Dalam pertunjukannya, kelompok Tanjidur pada umumnya mengikuti suatu pola. Mereka memulai permainan dengan lagu dan waltz. Kemudian mereka memainkan lagu lain: lagu Betawi atau Gambang Kramong, lagu Sunda (Jepongan), lagu Melayu, bahkan lagu Dong Dat.
Kesenian Tanjidur fleksibel untuk dipadukan dengan kesenian lain. Seperti yang disebutkan dalam buku Wajah Wisata Jawa Barat, adaptasi ini memunculkan kesenian baru seperti Jakris (Tanjidur-Orchestra), Jinong (Tanji-Linong), Bajiduran (Tanjidur dengan Clines Sunda), Tanji Godet (Tanjidur) biola dan alat musik cello. . ), dan Jiping (Topeng Tanji).
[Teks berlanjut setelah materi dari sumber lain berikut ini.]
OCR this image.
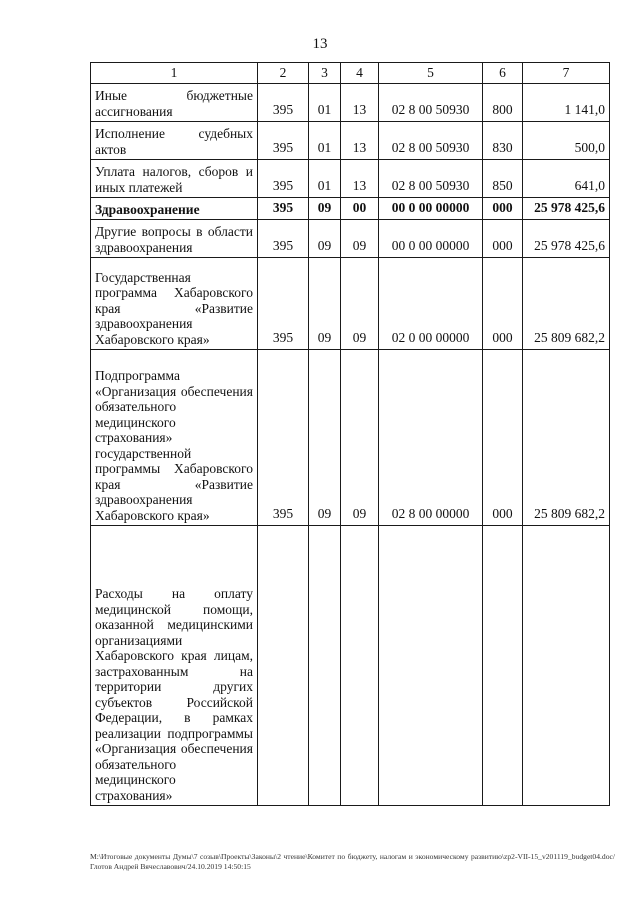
13
1	2	3	4	5	6	7
Иные бюджетные ассигнования	395	01	13	02 8 00 50930	800	1 141,0
Исполнение судебных актов	395	01	13	02 8 00 50930	830	500,0
Уплата налогов, сборов и иных платежей	395	01	13	02 8 00 50930	850	641,0
Здравоохранение	395	09	00	00 0 00 00000	000	25 978 425,6
Другие вопросы в области здравоохранения	395	09	09	00 0 00 00000	000	25 978 425,6
Государственная программа Хабаровского края «Развитие здравоохранения Хабаровского края»	395	09	09	02 0 00 00000	000	25 809 682,2
Подпрограмма «Организация обеспечения обязательного медицинского страхования» государственной программы Хабаровского края «Развитие здравоохранения Хабаровского края»	395	09	09	02 8 00 00000	000	25 809 682,2
Расходы на оплату медицинской помощи, оказанной медицинскими организациями Хабаровского края лицам, застрахованным на территории других субъектов Российской Федерации, в рамках реализации подпрограммы «Организация обеспечения обязательного медицинского страхования»						
M:\Итоговые документы Думы\7 созыв\Проекты\Законы\2 чтение\Комитет по бюджету, налогам и экономическому развитию\zp2-VII-15_v201119_budget04.doc/ Глотов Андрей Вячеславович/24.10.2019 14:50:15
Adaptasi juga menuntut Tanjidur untuk menyempurnakan alat musiknya.
Budaya Betawi Kelompok 8
Sebagai ansambel, tanjidor terdiri dari klarinet (kuningan), piston (kuningan), trombon (kuningan), saksofon tenor (kuningan), saksofon bas (kuningan), gendang (membranofon), simbal (perkusi) dan gendang.
Klarinet terkadang disebut seruling, klarinet, atau cronet yang menghasilkan suara bernada tinggi dan rendah. Terompet sering disebut piston. Mengacu pada katup pada terompet yang dipijat dengan jari untuk menghasilkan nada. Ada trombon yang memiliki tabung resonansi yang panjang dan dapat diperpendek atau diperpanjang untuk mencapai nada yang diinginkan – oleh karena itu sering disebut terompet panjang.
Alat musik lainnya adalah tenor tuba atau biasa disebut tenor, ada juga yang menyebutnya tenor jongkok, karena biasanya dimainkan di pangkuan pemainnya, sehingga alat musik ini menyerupai orang jongkok. Ada bass tuba yang biasa disebut bass saja, bombardon, atau bass slandang, karena alat musik ini seperti selendang yang dikenakan di pundak seseorang.
Instrumen lainnya adalah instrumen perkusi. Ada gendang kecil yang dimainkan dengan cara memukul selaput dengan dua batang kayu. Ada gendang besar atau disebut tanji, yang dimainkan dengan satu tangan dengan tongkat kayu di salah satu sisi selaputnya, yang kepalanya diberi lingkaran kain lembut. Tangan lainnya memegang simbal, yang kemudian dipukul ke simbal lain, yang diletakkan di atas drum besar. Ada gendang atau membranofon yang terbuat dari kulit, direntangkan dan dipukul dengan tangan atau tongkat. Ada juga yang melengkapinya dengan segitiga.